25 November 2007 at 12:38 pm
Tom – this was just precious. The photos and suggestions couldn’t be more engaging. Good job.
25 November 2007 at 3:37 pm
Every year at the state fair my daughter and I spend hours in the butterfly house. At first when we enter the butterflies seem to ignore us, but after a few minutes we’re covered in them!
Butterflies are great for kids, we always buy a few monarch caterpillars for release before winter.
There’s a place in Saint Louis (or around there) that I visited once….it’s just beautiful. They have a year round enclosed butterfly house. I can’t remember what it’s called though. I wish we had something like that closer to home.

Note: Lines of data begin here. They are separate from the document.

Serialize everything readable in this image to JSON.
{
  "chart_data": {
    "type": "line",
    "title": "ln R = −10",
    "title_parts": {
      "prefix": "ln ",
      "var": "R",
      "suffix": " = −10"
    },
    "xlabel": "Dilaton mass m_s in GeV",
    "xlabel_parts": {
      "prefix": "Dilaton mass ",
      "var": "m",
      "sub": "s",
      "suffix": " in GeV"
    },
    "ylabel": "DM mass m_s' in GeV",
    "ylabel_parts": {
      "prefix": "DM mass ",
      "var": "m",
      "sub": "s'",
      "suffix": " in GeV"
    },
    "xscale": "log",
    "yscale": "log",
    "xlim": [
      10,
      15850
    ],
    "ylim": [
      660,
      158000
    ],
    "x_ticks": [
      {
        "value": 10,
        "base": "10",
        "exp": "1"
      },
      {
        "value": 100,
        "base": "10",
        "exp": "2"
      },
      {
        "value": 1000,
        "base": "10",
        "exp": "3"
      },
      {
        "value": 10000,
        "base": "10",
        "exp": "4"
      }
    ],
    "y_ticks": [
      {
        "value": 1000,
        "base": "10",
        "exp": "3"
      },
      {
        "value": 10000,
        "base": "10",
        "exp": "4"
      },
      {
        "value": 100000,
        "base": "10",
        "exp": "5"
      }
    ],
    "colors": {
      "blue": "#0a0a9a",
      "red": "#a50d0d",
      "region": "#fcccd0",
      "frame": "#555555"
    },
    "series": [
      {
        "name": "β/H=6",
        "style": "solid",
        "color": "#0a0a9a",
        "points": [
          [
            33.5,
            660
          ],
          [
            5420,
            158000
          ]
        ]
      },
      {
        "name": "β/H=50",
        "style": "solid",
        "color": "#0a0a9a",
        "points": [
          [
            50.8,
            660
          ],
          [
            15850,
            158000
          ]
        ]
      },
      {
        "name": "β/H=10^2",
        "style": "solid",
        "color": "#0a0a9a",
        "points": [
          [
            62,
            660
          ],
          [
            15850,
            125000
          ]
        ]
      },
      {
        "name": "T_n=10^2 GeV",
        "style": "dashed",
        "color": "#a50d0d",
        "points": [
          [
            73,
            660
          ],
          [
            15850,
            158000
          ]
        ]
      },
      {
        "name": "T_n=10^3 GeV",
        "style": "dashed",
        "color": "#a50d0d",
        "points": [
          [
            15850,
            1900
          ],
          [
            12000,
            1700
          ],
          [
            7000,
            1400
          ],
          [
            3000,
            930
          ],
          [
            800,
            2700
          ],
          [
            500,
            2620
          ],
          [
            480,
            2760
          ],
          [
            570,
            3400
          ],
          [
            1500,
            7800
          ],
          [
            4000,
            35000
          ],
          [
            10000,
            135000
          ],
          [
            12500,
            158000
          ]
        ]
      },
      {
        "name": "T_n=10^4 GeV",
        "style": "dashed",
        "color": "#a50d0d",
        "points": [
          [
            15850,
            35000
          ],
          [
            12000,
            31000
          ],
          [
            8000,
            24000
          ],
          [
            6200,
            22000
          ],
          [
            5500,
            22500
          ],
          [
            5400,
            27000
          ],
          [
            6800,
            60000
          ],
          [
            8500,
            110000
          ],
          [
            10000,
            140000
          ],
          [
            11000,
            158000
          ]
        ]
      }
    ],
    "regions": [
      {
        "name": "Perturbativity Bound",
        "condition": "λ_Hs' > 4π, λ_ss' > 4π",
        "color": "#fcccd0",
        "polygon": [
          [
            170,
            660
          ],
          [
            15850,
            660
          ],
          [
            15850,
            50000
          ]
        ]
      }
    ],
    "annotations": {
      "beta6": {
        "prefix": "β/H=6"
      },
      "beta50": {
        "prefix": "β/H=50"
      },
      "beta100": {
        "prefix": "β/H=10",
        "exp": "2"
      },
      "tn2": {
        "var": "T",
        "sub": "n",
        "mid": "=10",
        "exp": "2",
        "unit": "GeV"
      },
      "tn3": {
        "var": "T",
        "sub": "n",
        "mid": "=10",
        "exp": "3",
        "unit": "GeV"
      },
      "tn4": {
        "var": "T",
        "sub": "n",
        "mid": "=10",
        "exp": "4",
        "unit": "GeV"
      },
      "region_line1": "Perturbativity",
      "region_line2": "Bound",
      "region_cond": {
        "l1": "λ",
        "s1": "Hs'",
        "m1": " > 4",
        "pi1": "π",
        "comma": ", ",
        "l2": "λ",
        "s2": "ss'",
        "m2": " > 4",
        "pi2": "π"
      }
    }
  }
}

25 November 2007 at 3:54 pm
Great photos and great tips. If one cannot handle the butterfly wings with one’s hands, how doe one get them on hands and fingers, especially from a net?
25 November 2007 at 4:35 pm
@ Robin – Thanks and glad you have been able to spend time with an amazing Lep!
@ Lana – Thanks and you can see more pictures of the Conservancy at http://flickr.com/photos/monarch/sets/1717431/detail/ that will bring back more memories. I hope to do a blog posting on the place some time this winter!
@ Cathy – thanks and get out this summer to enjoy them!
@ NaturePalette – So glad you get out to visit the place with your daughter! St. Louis, hmm never heard about that place! Thanks!
@ NatureShutter – LOL, I knew someone would ask that question! When using a container, you just cover the butterfly and close the lid behind it! The biggest part is getting the oil from you fingers on the wing so that it doesn’t loose scales. You can hold the butterfly by the body but avoid grabbing hold of its big wing (like most want to do)! How do I get them on my finger, well I slowly approach and slowly stick my finger under their body! Those same oils you don’t want on their wing is what gets them to step onto your finger and with its proboscis it will taste your finger~!
25 November 2007 at 5:39 pm
Thanks for the link to the other Conservancy pix. Wonderful!
25 November 2007 at 6:05 pm
awesome and loving the photos of the kids!
26 November 2007 at 8:32 am
What a great post-we are talking about having a Winter Flickr Meetup at the Butterfly Conservatory-if you don’t have “Lake Effect” maybe you could make it 🙂
26 November 2007 at 10:20 am
Excellent shots – particularly of the kids’ expressions while holding those beautiful moths and butterflies.
26 November 2007 at 7:56 pm
I like this post-I never new about the scales and their purpose before. I’ve never seen a Cecropia before.-Boy that’s a real beauty!